RE: Fade between two images (dissolve)
- From: "Freddie Unpenstein" <fredderic excite com>
- To: saul_lethbridge hotmail com
- Cc: gtk-app-devel-list gnome org
- Subject: RE: Fade between two images (dissolve)
- Date: Mon, 16 Jan 2006 06:53:55 -0500 (EST)
Hi,I'm wanting to load two images and fade between them much like
the ImageMagick command:
composite --dissolve 100 image1.jpg image2.jpg output.jpg
However I'm wanting to display the image as it dissolves from one
image to the other - so it will apear as if one image is dissolving
into another in realtime. Can this be done with something like
gdk_pixbuf_composite??
Yes. With limitations.
GTK doesn't care much for advanced image manipulation, as has been stated (rather ungracefully). It's more
interested in advanced GUI construction without requiering an advanced masters degree.
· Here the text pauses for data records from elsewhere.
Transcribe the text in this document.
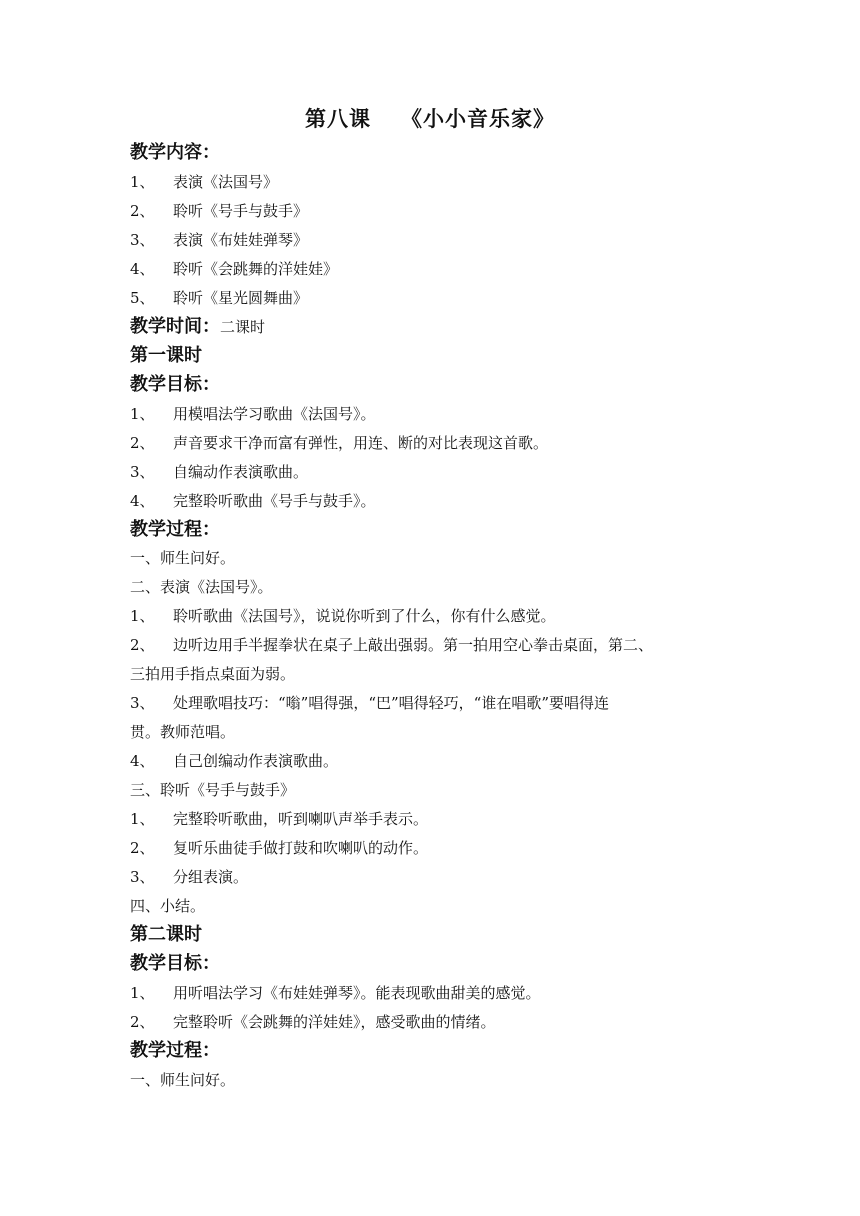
第八课 《小小音乐家》
教学内容：
1、 表演《法国号》
2、 聆听《号手与鼓手》
3、 表演《布娃娃弹琴》
4、 聆听《会跳舞的洋娃娃》
5、 聆听《星光圆舞曲》
教学时间：二课时
第一课时
教学目标：
1、 用模唱法学习歌曲《法国号》。
2、 声音要求干净而富有弹性，用连、断的对比表现这首歌。
3、 自编动作表演歌曲。
4、 完整聆听歌曲《号手与鼓手》。
教学过程：
一、师生问好。
二、表演《法国号》。
1、 聆听歌曲《法国号》，说说你听到了什么，你有什么感觉。
2、 边听边用手半握拳状在桌子上敲出强弱。第一拍用空心拳击桌面，第二、
三拍用手指点桌面为弱。
3、 处理歌唱技巧：“嗡”唱得强，“巴”唱得轻巧，“谁在唱歌”要唱得连
贯。教师范唱。
4、 自己创编动作表演歌曲。
三、聆听《号手与鼓手》
1、 完整聆听歌曲，听到喇叭声举手表示。
2、 复听乐曲徒手做打鼓和吹喇叭的动作。
3、 分组表演。
四、小结。
第二课时
教学目标：
1、 用听唱法学习《布娃娃弹琴》。能表现歌曲甜美的感觉。
2、 完整聆听《会跳舞的洋娃娃》，感受歌曲的情绪。
教学过程：
一、师生问好。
But it does have
facilities for some basic image manipulation (scaling, compositing, stuff like that) kicking around in
gdk-pixbuf.
Now, since GTK isn't an imaging toolkit, it's not going to be super-fast at it, or have any of those trippy
filters and stuff. So if you want a nice fast fade, you'll probably need something else to get at the memory
flipping and parallel pixel manipulation techniques. But there's a good chance you'll be able to do what you
want with what's already there.
I'm not an expert, but my suggestion would be this; load your two images into gdk-pixbufs, and turn one of
them into a GtkImage to go in the window. You then use an idler to progressively mix the second image into
the first, then telling the GtkImage to update itself. This should take precedence over the idler giving you
a fade and a reasonable sense of what kind of speeds you can expect out of straight GTK.
You'd probably want to play with it a bit; for a more precise fade, you'll probably need to work on a copy of
the first image. But that's an extra image copy, and I think the GtkImage takes a copy itself when you tell
it to update. Using ImageMagick directly, and those other non-GTK techniques, can probably avoid a lot of
that. But GTK-only is probably a fair enough place to start.